Cheteshwar Pujara scored a well-calculated century as India crept their way back into the third Test against Australia on Day 3 in Ranchi on Saturday. (Day 3 Highlights)

Pujara was unbeaten on 130, as India ended the third day’s play at a total of 360/6 to curtail the visitors’ lead to 91 runs. Pat Cummins picked four wickets in a brilliant display with the ball, but India remained on track in their quest to match Australia’s total. (SCORECARD)

Cummins’ second coming

It says a lot about a pacer when he takes three of the five wickets to fall in the day on a slow pitch. And when two of them come off contrasting bouncers, you know why Pat Cummins is highly rated despite his six-year Test absence due to injury. Ajinkya Rahane fell to a needless ramp shot while R Ashwin was done in by a fast and accurate bouncer that went off his glove after he pulled his head out of the line. It all started on Friday with KL Rahul gloving a slow bouncer. The pick of Cummins’ wickets was Virat Kohli’s, edging a delivery he would have driven through cover any day. But this was Cummins’ day.

Another Pujara home gem

Put him on an Indian pitch and Cheteshwar Pujara will do the job for you. He is a pleasant throwback to the days when batsmen looked to spend time before unveiling their quiver of strokes. Pujara played the entire third day to score his ninth century at home, and the first ton by an Indian in this series, to keep India in the game. Out of the 214 balls he faced to get his hundred, 155 were consumed to reach the first fifty. Once he was on a roll though, India were thankful he had taken his sweet time.

Kohli’s blink-and-miss act

Almost 140 overs were spent in Virat Kohli’s wait after he hurt his shoulder on Thursday. So, when he finally emerged after lunch, the Ranchi crowd was hoping for a special from him. It wasn’t to be. Slow to start against the old ball, his eyes lit up when Pat Cummins took the new ball. But he fell three balls later, flashing his bat to a wide delivery without moving his feet. Steve Smith at second slip was already celebrating as he went to ground after taking the catch.

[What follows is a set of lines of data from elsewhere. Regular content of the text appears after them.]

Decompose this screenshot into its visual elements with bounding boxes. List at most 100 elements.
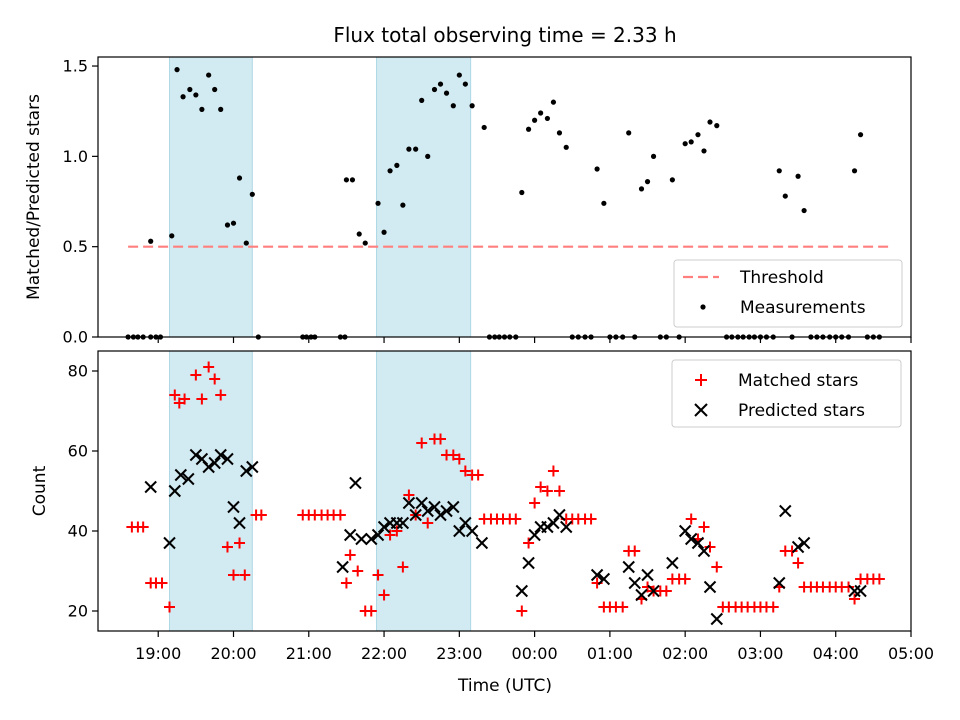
matched-star-point: [453, 453, 465, 465]
predicted-star-point: [773, 576, 786, 590]
measurement-point: [782, 193, 788, 199]
measurement-point: [230, 220, 237, 226]
matched-star-point: [391, 525, 403, 537]
marker-stroke: [343, 528, 357, 542]
predicted-star-point: [628, 576, 641, 590]
marker-stroke: [547, 516, 560, 530]
matched-star-point: [711, 561, 723, 573]
measurement-point: [400, 202, 406, 208]
matched-star-point: [196, 393, 208, 405]
predicted-star-point: [365, 532, 378, 546]
predicted-star-point: [189, 448, 203, 462]
legend-predicted-label: Predicted stars: [738, 401, 865, 421]
bottom-panel: 20 40 60 80 19:00 20:00 21:00 22:00 23:00 00:00 0…: [30, 350, 934, 696]
marker-stroke: [371, 528, 385, 542]
top-y-ticks: 0.0 0.5 1.0 1.5: [63, 57, 98, 347]
x-tick-label: 02:00: [662, 644, 708, 663]
matched-star-point: [221, 541, 233, 553]
matched-star-point: [523, 537, 535, 549]
matched-star-point: [660, 585, 672, 597]
predicted-star-point: [396, 516, 410, 530]
marker-stroke: [396, 516, 410, 530]
y-tick-label: 1.0: [63, 147, 88, 166]
legend-measurements-swatch: [700, 304, 706, 310]
measurement-point: [857, 132, 864, 138]
matched-star-point: [239, 569, 251, 581]
x-tick-label: 03:00: [737, 644, 783, 663]
marker-stroke: [163, 536, 176, 550]
measurement-point: [387, 168, 393, 174]
predicted-star-point: [697, 544, 711, 558]
marker-stroke: [779, 504, 792, 518]
matched-star-point: [767, 601, 779, 613]
x-tick-label: 22:00: [361, 644, 407, 663]
measurement-point: [481, 124, 487, 131]
marker-stroke: [528, 528, 541, 542]
marker-stroke: [475, 536, 489, 550]
marker-stroke: [415, 496, 428, 510]
measurement-point: [644, 179, 651, 185]
predicted-star-point: [528, 528, 541, 542]
matched-star-point: [340, 577, 352, 589]
matched-star-point: [679, 573, 691, 585]
marker-stroke: [678, 524, 692, 538]
marker-stroke: [434, 508, 447, 522]
matched-star-point: [352, 565, 364, 577]
marker-stroke: [195, 452, 209, 466]
predicted-star-point: [553, 508, 566, 522]
x-tick-label: 20:00: [210, 644, 256, 663]
measurement-point: [375, 200, 381, 206]
predicted-star-point: [227, 500, 240, 514]
matched-star-point: [422, 517, 434, 529]
matched-star-point: [169, 389, 181, 401]
predicted-star-point: [678, 524, 692, 538]
predicted-star-point: [349, 476, 362, 490]
matched-star-point: [459, 465, 471, 477]
bottom-shaded-intervals: [169, 350, 472, 632]
matched-star-point: [792, 557, 804, 569]
marker-stroke: [336, 560, 349, 574]
marker-stroke: [590, 568, 604, 582]
predicted-star-point: [797, 536, 811, 550]
predicted-star-point: [182, 472, 195, 486]
measurement-point: [851, 168, 858, 174]
measurement-point: [419, 97, 425, 103]
matched-star-point: [384, 529, 396, 541]
y-tick-label: 0.0: [63, 328, 88, 347]
marker-stroke: [703, 580, 717, 594]
matched-star-point: [378, 589, 390, 601]
shaded-interval: [376, 56, 472, 338]
y-tick-label: 1.5: [63, 57, 88, 76]
predicted-star-point: [854, 584, 867, 598]
y-tick-label: 0.5: [63, 237, 88, 256]
marker-stroke: [691, 536, 705, 550]
measurement-point: [243, 240, 249, 246]
marker-stroke: [365, 532, 378, 546]
marker-stroke: [541, 520, 554, 534]
marker-stroke: [355, 532, 368, 546]
bottom-y-axis-label: Count: [30, 465, 50, 516]
x-axis-label: Time (UTC): [457, 676, 552, 696]
matched-star-point: [156, 577, 168, 589]
matched-star-point: [435, 433, 447, 445]
marker-stroke: [628, 576, 641, 590]
matched-star-point: [403, 489, 415, 501]
marker-stroke: [710, 612, 723, 626]
matched-star-point: [617, 601, 629, 613]
marker-stroke: [522, 556, 535, 570]
x-tick-label: 00:00: [512, 644, 558, 663]
predicted-star-point: [547, 516, 560, 530]
measurement-point: [212, 86, 218, 93]
marker-stroke: [697, 544, 711, 558]
measurement-point: [556, 130, 563, 136]
marker-stroke: [553, 508, 566, 522]
marker-stroke: [428, 500, 441, 514]
matched-star-point: [786, 545, 798, 557]
matched-star-point: [529, 497, 541, 509]
matched-star-point: [547, 465, 559, 477]
matched-star-point: [416, 437, 428, 449]
marker-stroke: [453, 524, 466, 538]
predicted-star-point: [779, 504, 792, 518]
y-tick-label: 40: [68, 522, 88, 541]
measurement-point: [362, 240, 368, 246]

Losing wickets before intervals

A session’s good work was wasted by rush of blood; not once, but twice. Having seen off most of the first session with a nice mix of aggression and defence, Murali Vijay suddenly decided to take the attack to Steve O’Keefe, though it was the last over before lunch. The ball went between bat and pad for Matthew Wade to effect an easy stumping. Vijay was left to rue as a century was there for the taking. Seven overs before tea, Ajinkya Rahane tried to play the ramp shot against Pat Cummins. He only edged to the ‘keeper, leaving Cheteshwar Pujara looking for another partner.